What should therapists do when they get a request to release their client’s mental health file to a divorce lawyer?
Therapists and others in the mental health community are often unsure what to do when confronted with a request for a client’s therapy records from a divorce lawyer. Here are a few practice pointers based on what I have learned over the years in this evolving area of law.
First, how was the request made?
Sometimes a request is made in the form of a stern letter, email, telephone call from a person who is not a client, such as an attorney. Unless the client provides written consent, a therapist is prohibited from releasing the records.
More often a therapist will get served with a subpoena in the course of divorce litigation.
This is where it can get a little complicated. If served with a subpoena, it must first be determine whether it is a HIPPA compliant subpoena.
What is a “HIPPA compliant” subpoena?
A HIPPA complaint subpoena is one that should provide you with written evidence that reasonable efforts had been made to:
- Notify the person who is the subject of the information about the request, so the person has a chance to object to the disclosure, or
- Seek a qualified protective order for the information from the court.
Service of a HIPPA compliant subpoena will most likely come with an additional document, usually a copy of a letter to the mental health client, informing them that their records are being requested and providing them a time within which to file an objection.
When a proper HIPPA compliant subpoena is served, the mental health client should be contacted immediately to verify that they are aware of the request and to further inform them that if the time period for objection passes and they have taken no action, their records must be released.

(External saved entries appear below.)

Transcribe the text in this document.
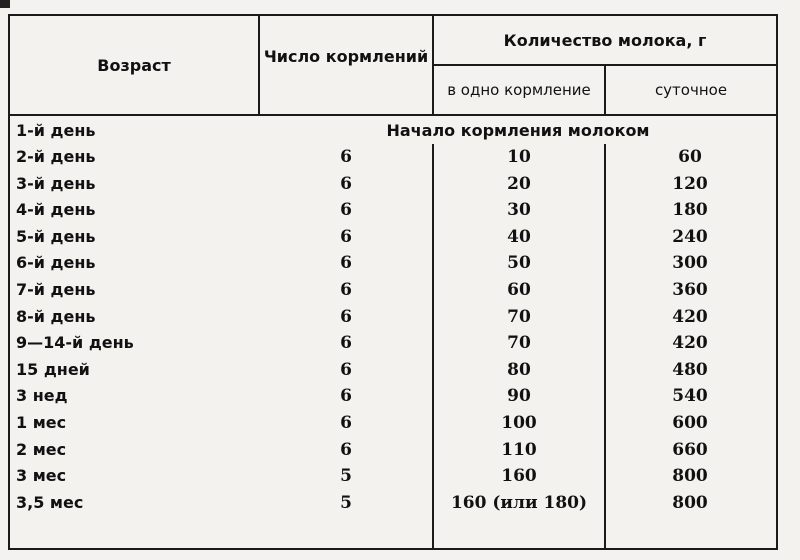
Возраст	Число кормлений
Количество молока, г
в одно кормление	суточное
1-й день	Начало кормления молоком
2-й день	6	10	60
3-й день	6	20	120
4-й день	6	30	180
5-й день	6	40	240
6-й день	6	50	300
7-й день	6	60	360
8-й день	6	70	420
9—14-й день	6	70	420
15 дней	6	80	480
3 нед	6	90	540
1 мес	6	100	600
2 мес	6	110	660
3 мес	5	160	800
3,5 мес	5	160 (или 180)	800
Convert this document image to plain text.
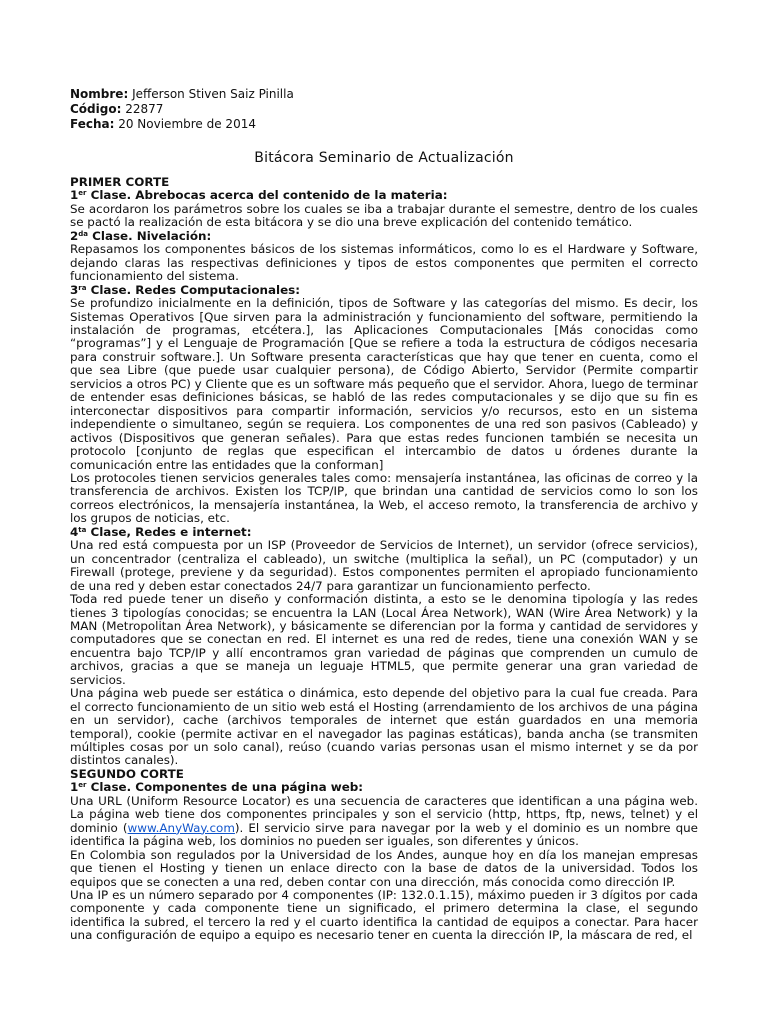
Nombre: Jefferson Stiven Saiz Pinilla
Código: 22877
Fecha: 20 Noviembre de 2014
Bitácora Seminario de Actualización

PRIMER CORTE

1er Clase. Abrebocas acerca del contenido de la materia:

Se acordaron los parámetros sobre los cuales se iba a trabajar durante el semestre, dentro de los cuales se pactó la realización de esta bitácora y se dio una breve explicación del contenido temático.

$2^{da}$ Clase. Nivelación:

Repasamos los componentes básicos de los sistemas informáticos, como lo es el Hardware y Software, dejando claras las respectivas definiciones y tipos de estos componentes que permiten el correcto funcionamiento del sistema.

$3^{ra}$ Clase. Redes Computacionales:

Se profundizo inicialmente en la definición, tipos de Software y las categorías del mismo. Es decir, los Sistemas Operativos [Que sirven para la administración y funcionamiento del software, permitiendo la instalación de programas, etcétera.], las Aplicaciones Computacionales [Más conocidas como “programas”] y el Lenguaje de Programación [Que se refiere a toda la estructura de códigos necesaria para construir software.]. Un Software presenta características que hay que tener en cuenta, como el que sea Libre (que puede usar cualquier persona), de Código Abierto, Servidor (Permite compartir servicios a otros PC) y Cliente que es un software más pequeño que el servidor. Ahora, luego de terminar de entender esas definiciones básicas, se habló de las redes computacionales y se dijo que su fin es interconectar dispositivos para compartir información, servicios y/o recursos, esto en un sistema independiente o simultaneo, según se requiera. Los componentes de una red son pasivos (Cableado) y activos (Dispositivos que generan señales). Para que estas redes funcionen también se necesita un protocolo [conjunto de reglas que especifican el intercambio de datos u órdenes durante la comunicación entre las entidades que la conforman]

Los protocoles tienen servicios generales tales como: mensajería instantánea, las oficinas de correo y la transferencia de archivos. Existen los TCP/IP, que brindan una cantidad de servicios como lo son los correos electrónicos, la mensajería instantánea, la Web, el acceso remoto, la transferencia de archivo y los grupos de noticias, etc.

$4^{ta}$ Clase, Redes e internet:

Una red está compuesta por un ISP (Proveedor de Servicios de Internet), un servidor (ofrece servicios), un concentrador (centraliza el cableado), un switche (multiplica la señal), un PC (computador) y un Firewall (protege, previene y da seguridad). Estos componentes permiten el apropiado funcionamiento de una red y deben estar conectados 24/7 para garantizar un funcionamiento perfecto.

Toda red puede tener un diseño y conformación distinta, a esto se le denomina tipología y las redes tienes 3 tipologías conocidas; se encuentra la LAN (Local Área Network), WAN (Wire Área Network) y la MAN (Metropolitan Área Network), y básicamente se diferencian por la forma y cantidad de servidores y computadores que se conectan en red. El internet es una red de redes, tiene una conexión WAN y se encuentra bajo TCP/IP y allí encontramos gran variedad de páginas que comprenden un cumulo de archivos, gracias a que se maneja un leguaje HTML5, que permite generar una gran variedad de servicios.

Una página web puede ser estática o dinámica, esto depende del objetivo para la cual fue creada. Para el correcto funcionamiento de un sitio web está el Hosting (arrendamiento de los archivos de una página en un servidor), cache (archivos temporales de internet que están guardados en una memoria temporal), cookie (permite activar en el navegador las paginas estáticas), banda ancha (se transmiten múltiples cosas por un solo canal), reúso (cuando varias personas usan el mismo internet y se da por distintos canales).

SEGUNDO CORTE

1er Clase. Componentes de una página web:

Una URL (Uniform Resource Locator) es una secuencia de caracteres que identifican a una página web. La página web tiene dos componentes principales y son el servicio (http, https, ftp, news, telnet) y el dominio (www.AnyWay.com). El servicio sirve para navegar por la web y el dominio es un nombre que identifica la página web, los dominios no pueden ser iguales, son diferentes y únicos.

En Colombia son regulados por la Universidad de los Andes, aunque hoy en día los manejan empresas que tienen el Hosting y tienen un enlace directo con la base de datos de la universidad. Todos los equipos que se conecten a una red, deben contar con una dirección, más conocida como dirección IP.

Una IP es un número separado por 4 componentes (IP: 132.0.1.15), máximo pueden ir 3 dígitos por cada componente y cada componente tiene un significado, el primero determina la clase, el segundo identifica la subred, el tercero la red y el cuarto identifica la cantidad de equipos a conectar. Para hacer una configuración de equipo a equipo es necesario tener en cuenta la dirección IP, la máscara de red, el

If an objection is made, it will likely be in the form of a letter notifying the therapist that an objection is being made and requiring that confidentiality be maintained. This letter may also be accompanied a copy of a filed motion to quash the subpoena. In this instance, the therapist should not release anything unless ordered to do so by the court after it has heard, and denied, the objection.
Therapists sometimes think they have a responsibility to review the records and determine if the contents are related to the litigation before the records can be released. This is not correct. Issues of relevance and admissibility are governed by court rules. That’s the purpose of HIPPA’s notice provision; to allow a mental health client time to object and make his legal arguments to the court to try to keep the records private.
Divorce litigation can be dirty and underhanded and sometimes a divorce lawyer will subpoena mental health records just to try and find some dirt on the other party. As our courts have held, this is an impermissible use of a subpoena. As such, it is important for any person who receives notice of an intention to obtain mental health records to take the subpoena to their attorney.